Они медленно взбирались на холм, и теперь Сигбьерн начал потеть по-настоящему, потому что тут стояла жара, душная и влажная - воздух казался загустевшим, и его трудно было вдыхать, и у него снова разболелся бок. Он тревожно оглянулся на Примроуз, которая сняла свою алую вельветовую куртку и, хмурясь, дышала тяжело и хрипло - она любила пешие прогулки, но взбираться по склонам терпеть не могла и теперь сознательно давала ему это почувствовать. Сигбьерн продолжал идти, но он уже убедился, что она была права: дорога повернула от Дарк-Росслина и вела теперь назад, к их дому. Но, правда, на самом повороте слева изгибалась деревенская деревянная арка с надписью: "Курорт Уайтклифф, школа верховой езды, суточный и почасовой прокат лошадей. Буфет".
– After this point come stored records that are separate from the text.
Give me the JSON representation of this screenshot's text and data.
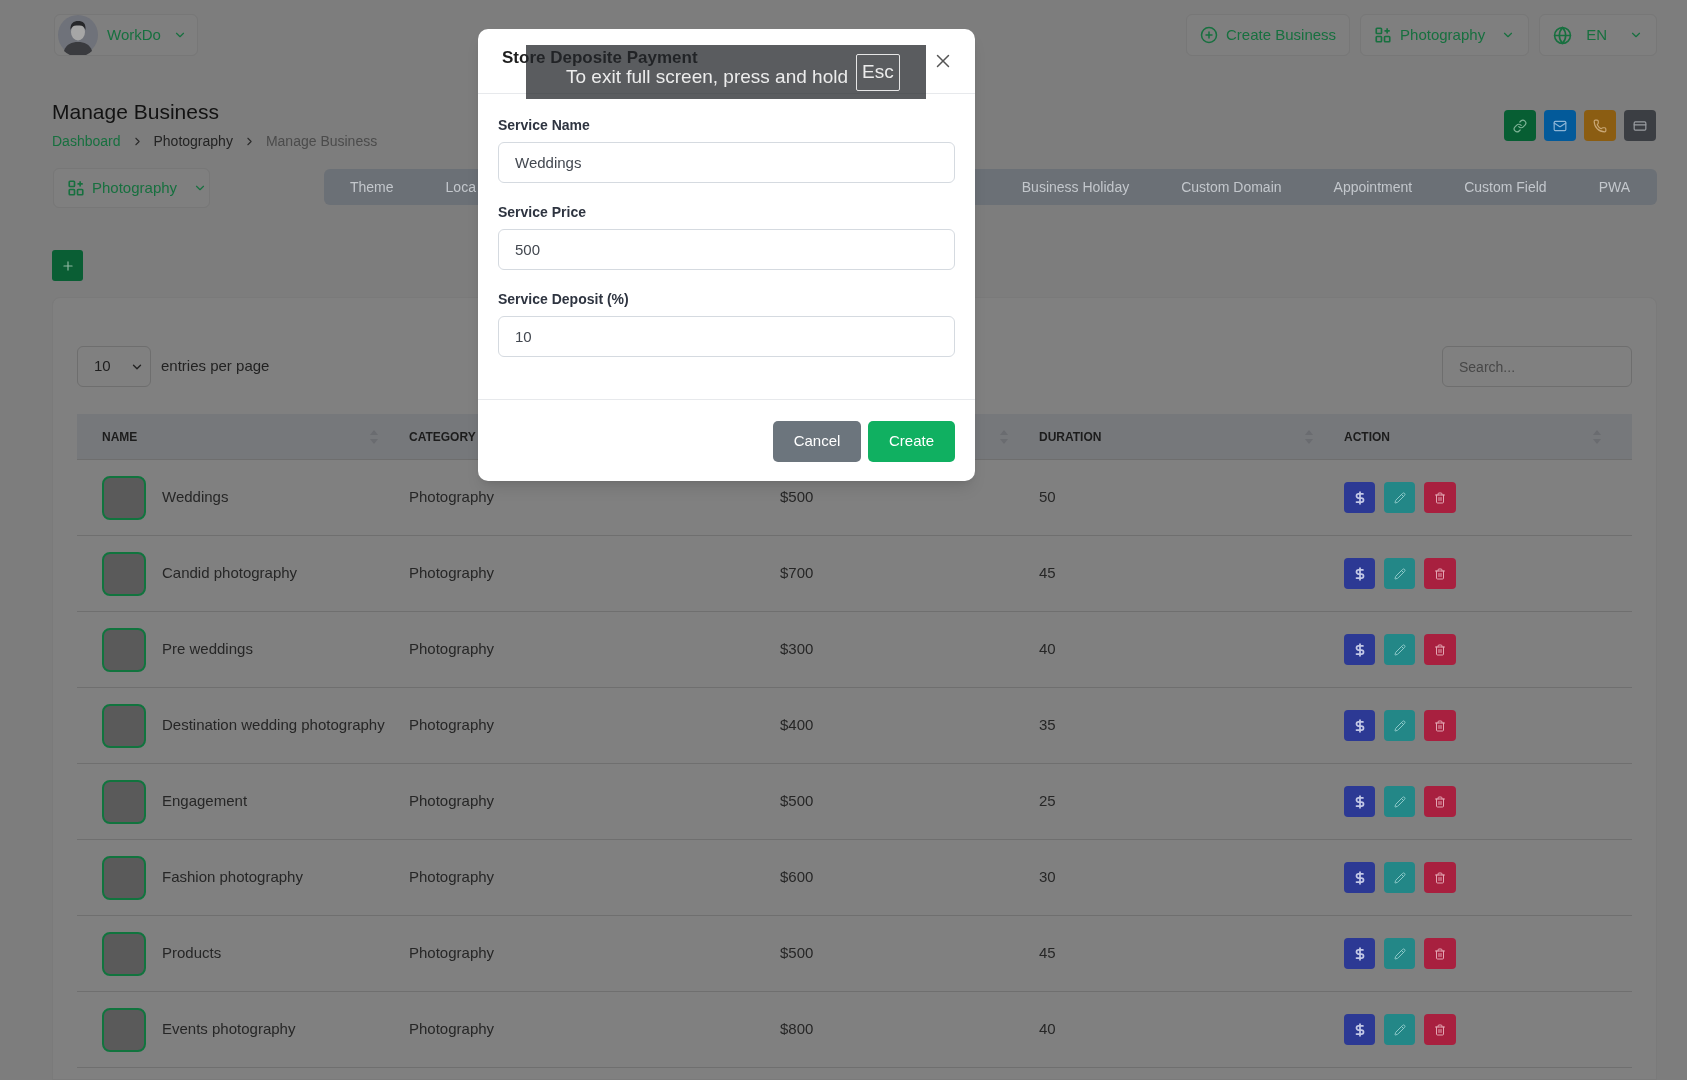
{
  "top_bar": {
    "account": {
      "name": "WorkDo"
    },
    "actions": [
      {
        "kind": "create",
        "label": "Create Business"
      },
      {
        "kind": "business",
        "label": "Photography"
      },
      {
        "kind": "language",
        "label": "EN"
      }
    ]
  },
  "page": {
    "title": "Manage Business",
    "breadcrumb": [
      {
        "kind": "link",
        "label": "Dashboard"
      },
      {
        "kind": "parent",
        "label": "Photography"
      },
      {
        "kind": "current",
        "label": "Manage Business"
      }
    ],
    "quick_actions": [
      {
        "kind": "link"
      },
      {
        "kind": "mail"
      },
      {
        "kind": "phone"
      },
      {
        "kind": "card"
      }
    ]
  },
  "business_select": {
    "label": "Photography"
  },
  "tab_bar": {
    "left_of_dialog": [
      "Theme",
      "Loca"
    ],
    "right_of_dialog": [
      "Business Holiday",
      "Custom Domain",
      "Appointment",
      "Custom Field",
      "PWA"
    ]
  },
  "table": {
    "page_size": {
      "value": "10",
      "label": "entries per page"
    },
    "search": {
      "placeholder": "Search..."
    },
    "columns": [
      {
        "label": "NAME"
      },
      {
        "label": "CATEGORY"
      },
      {},
      {
        "label": "DURATION"
      },
      {
        "label": "ACTION"
      }
    ],
    "rows": [
      {
        "name": "Weddings",
        "category": "Photography",
        "price": "$500",
        "duration": "50"
      },
      {
        "name": "Candid photography",
        "category": "Photography",
        "price": "$700",
        "duration": "45"
      },
      {
        "name": "Pre weddings",
        "category": "Photography",
        "price": "$300",
        "duration": "40"
      },
      {
        "name": "Destination wedding photography",
        "category": "Photography",
        "price": "$400",
        "duration": "35"
      },
      {
        "name": "Engagement",
        "category": "Photography",
        "price": "$500",
        "duration": "25"
      },
      {
        "name": "Fashion photography",
        "category": "Photography",
        "price": "$600",
        "duration": "30"
      },
      {
        "name": "Products",
        "category": "Photography",
        "price": "$500",
        "duration": "45"
      },
      {
        "name": "Events photography",
        "category": "Photography",
        "price": "$800",
        "duration": "40"
      }
    ]
  },
  "dialog": {
    "title": "Store Deposite Payment",
    "fields": [
      {
        "label": "Service Name",
        "value": "Weddings"
      },
      {
        "label": "Service Price",
        "value": "500"
      },
      {
        "label": "Service Deposit (%)",
        "value": "10"
      }
    ],
    "buttons": [
      {
        "kind": "secondary",
        "label": "Cancel"
      },
      {
        "kind": "primary",
        "label": "Create"
      }
    ]
  },
  "fullscreen_notice": {
    "text": "To exit full screen, press and hold",
    "key": "Esc"
  }
}
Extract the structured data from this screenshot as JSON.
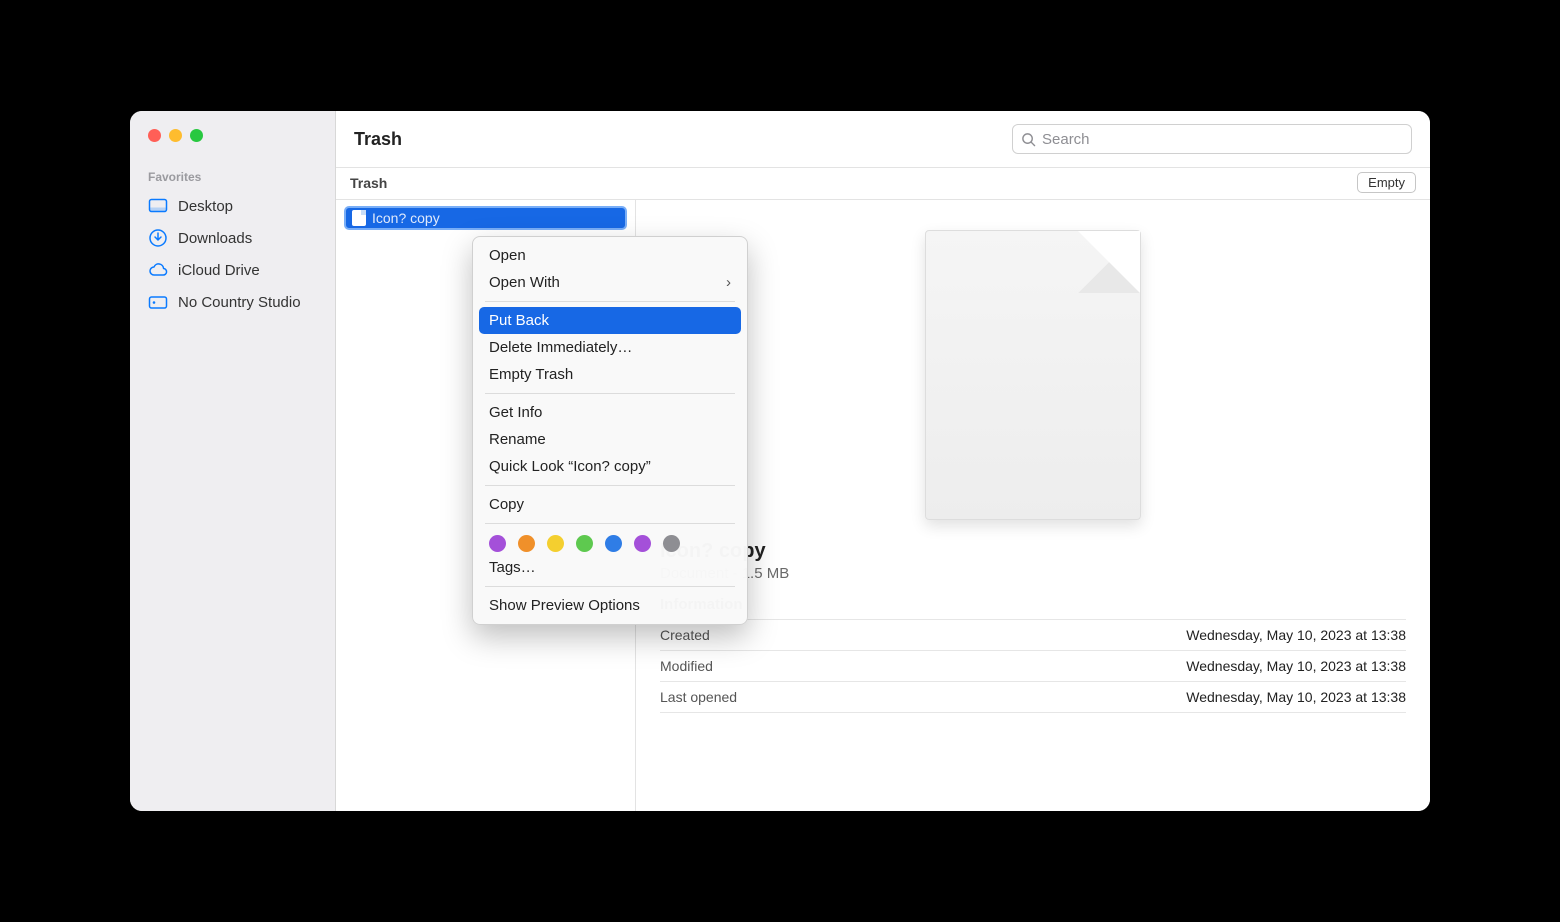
{
  "sidebar": {
    "section": "Favorites",
    "items": [
      {
        "label": "Desktop"
      },
      {
        "label": "Downloads"
      },
      {
        "label": "iCloud Drive"
      },
      {
        "label": "No Country Studio"
      }
    ]
  },
  "toolbar": {
    "title": "Trash",
    "search_placeholder": "Search"
  },
  "subheader": {
    "title": "Trash",
    "empty": "Empty"
  },
  "file": {
    "name": "Icon? copy"
  },
  "preview": {
    "name": "Icon? copy",
    "kind_size": "Document - 1.5 MB",
    "info_header": "Information",
    "rows": {
      "created_label": "Created",
      "created_value": "Wednesday, May 10, 2023 at 13:38",
      "modified_label": "Modified",
      "modified_value": "Wednesday, May 10, 2023 at 13:38",
      "lastopened_label": "Last opened",
      "lastopened_value": "Wednesday, May 10, 2023 at 13:38"
    }
  },
  "menu": {
    "open": "Open",
    "openwith": "Open With",
    "putback": "Put Back",
    "delete": "Delete Immediately…",
    "emptytrash": "Empty Trash",
    "getinfo": "Get Info",
    "rename": "Rename",
    "quicklook": "Quick Look “Icon? copy”",
    "copy": "Copy",
    "tags": "Tags…",
    "previewoptions": "Show Preview Options",
    "tag_colors": [
      "#a450d9",
      "#f0902a",
      "#f4cf2f",
      "#5ec94f",
      "#2f7de6",
      "#a450d9",
      "#8e8e93"
    ]
  }
}
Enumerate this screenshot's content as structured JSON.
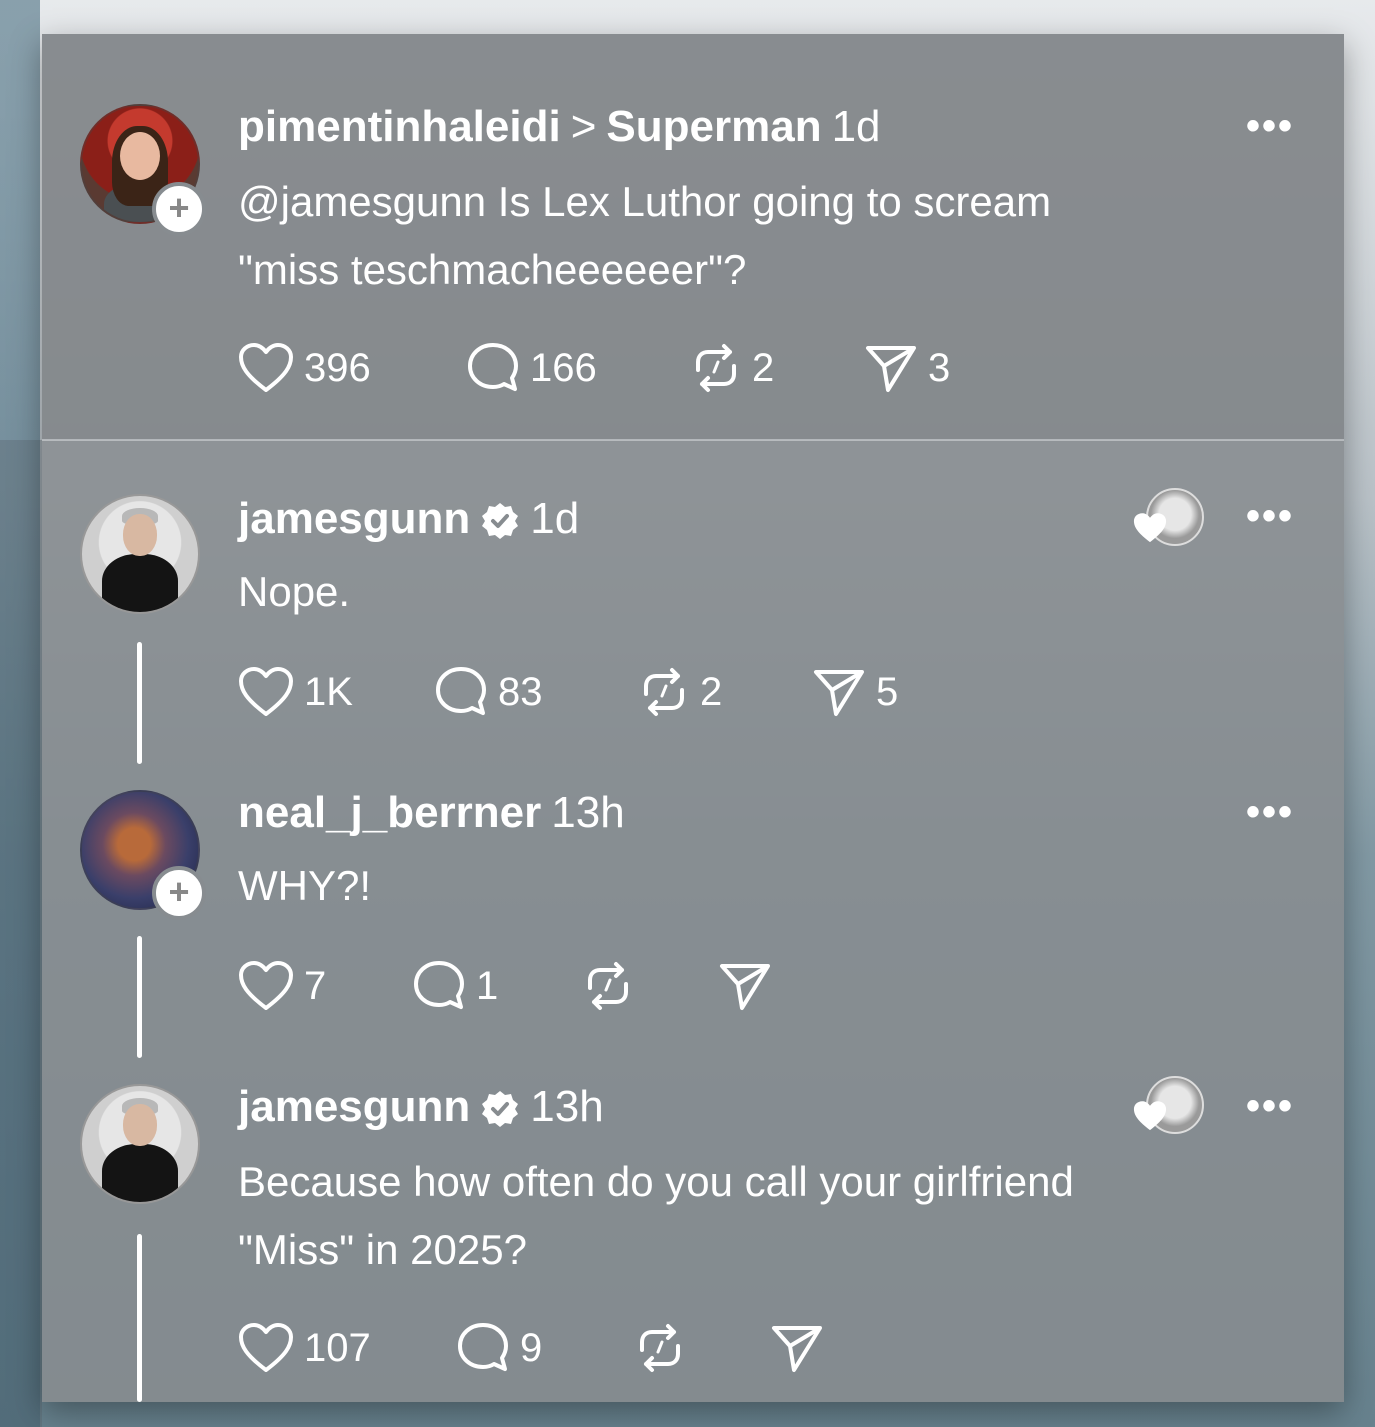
{
  "posts": [
    {
      "user": "pimentinhaleidi",
      "separator": ">",
      "topic": "Superman",
      "time": "1d",
      "text_line1": "@jamesgunn Is Lex Luthor going to scream",
      "text_line2": "\"miss teschmacheeeeeer\"?",
      "likes": "396",
      "replies": "166",
      "reposts": "2",
      "shares": "3",
      "more": "•••"
    },
    {
      "user": "jamesgunn",
      "verified": true,
      "time": "1d",
      "text_line1": "Nope.",
      "likes": "1K",
      "replies": "83",
      "reposts": "2",
      "shares": "5",
      "more": "•••"
    },
    {
      "user": "neal_j_berrner",
      "time": "13h",
      "text_line1": "WHY?!",
      "likes": "7",
      "replies": "1",
      "more": "•••"
    },
    {
      "user": "jamesgunn",
      "verified": true,
      "time": "13h",
      "text_line1": "Because how often do you call your girlfriend",
      "text_line2": "\"Miss\" in 2025?",
      "likes": "107",
      "replies": "9",
      "more": "•••"
    }
  ],
  "colors": {
    "panel": "#878c90",
    "text": "#ffffff",
    "divider": "#d2d6d9"
  },
  "icons": [
    "heart-icon",
    "comment-icon",
    "repost-icon",
    "send-icon",
    "more-icon",
    "verified-icon",
    "follow-plus-icon"
  ]
}
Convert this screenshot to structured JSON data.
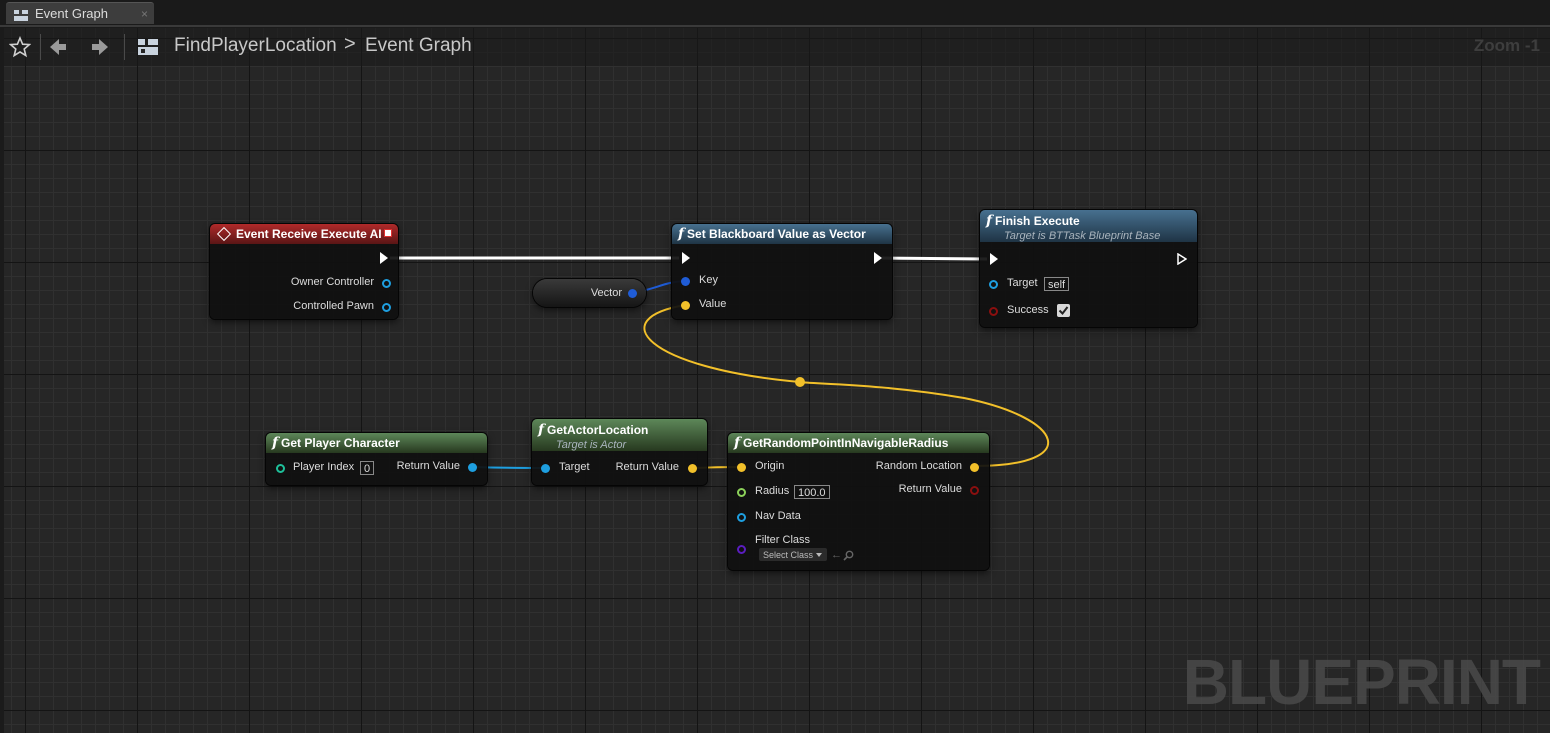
{
  "tab": {
    "label": "Event Graph",
    "close": "×"
  },
  "breadcrumb": {
    "blueprint": "FindPlayerLocation",
    "separator": ">",
    "graph": "Event Graph"
  },
  "zoom": "Zoom -1",
  "watermark": "BLUEPRINT",
  "icons": {
    "favorite": "star-icon",
    "back": "arrow-left-icon",
    "forward": "arrow-right-icon",
    "graph": "blueprint-graph-icon"
  },
  "colors": {
    "exec": "#ffffff",
    "object": "#1e9fe0",
    "vector": "#f2c02a",
    "bool": "#8b0f0f",
    "float": "#8cd15a",
    "struct_key": "#1f5cd6",
    "class": "#5b1dc0",
    "event_header": "#b02a2a",
    "function_header": "#47708f",
    "pure_header": "#5d8759"
  },
  "nodes": {
    "event_receive": {
      "title": "Event Receive Execute AI",
      "pins": {
        "owner": "Owner Controller",
        "pawn": "Controlled Pawn"
      }
    },
    "set_bb": {
      "title": "Set Blackboard Value as Vector",
      "pins": {
        "key": "Key",
        "value": "Value"
      }
    },
    "finish": {
      "title": "Finish Execute",
      "subtitle": "Target is BTTask Blueprint Base",
      "pins": {
        "target": "Target",
        "target_default": "self",
        "success": "Success"
      },
      "success_checked": true
    },
    "vector_var": {
      "label": "Vector"
    },
    "get_player": {
      "title": "Get Player Character",
      "pins": {
        "index": "Player Index",
        "index_default": "0",
        "ret": "Return Value"
      }
    },
    "get_actor_loc": {
      "title": "GetActorLocation",
      "subtitle": "Target is Actor",
      "pins": {
        "target": "Target",
        "ret": "Return Value"
      }
    },
    "random_point": {
      "title": "GetRandomPointInNavigableRadius",
      "pins": {
        "origin": "Origin",
        "radius": "Radius",
        "radius_default": "100.0",
        "nav": "Nav Data",
        "filter": "Filter Class",
        "filter_select": "Select Class",
        "random_loc": "Random Location",
        "ret": "Return Value"
      }
    }
  }
}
Сигбьерн расстроенно подождал Примроуз.

- Ну, - спросила она, - ты был тогда в Уайтклиффе?

- Не думаю... Нет.

- Но уж это ты запомнил бы! - Она указала на арку.

- Не знаю... Но ведь можно пойти и посмотреть.

- Иди ты. А я посижу тут и отдышусь немножко.

На истоптанной конскими копытами дорожке за аркой его обступили высокие кедры и пихты; тут было прохладней - ветерок с моря освежал воздух, а потом он увидел далеко внизу бухту, и почему-то это его подбодрило. Ниже дорожки справа виднелись конюшни, люди садились на лошадей и слезали с них, перекликались, а молодая парочка направилась вверх по склону в его сторону. "Что я должна делать?" - "Потяни за правый повод, и она сама все за тебя сделает". И это было правдой: стоит сесть на лошадь, и она сама все за тебя сделает - даже сбросит тебя. Сердиться на место, где можно взять напрокат лошадь, было трудно, как и увидеть в школе верховой езды симптом современности. Они с Примроуз постоянно говорили о том, чтобы вместе ездить верхом, хотя ни разу так и не собрались этого сделать. А насколько лучше было бы истратить эти деньги тут, с ней... ну, смотреть больше незачем - он твердо знал, что в прошлое воскресенье тут не был; и он пошел назад.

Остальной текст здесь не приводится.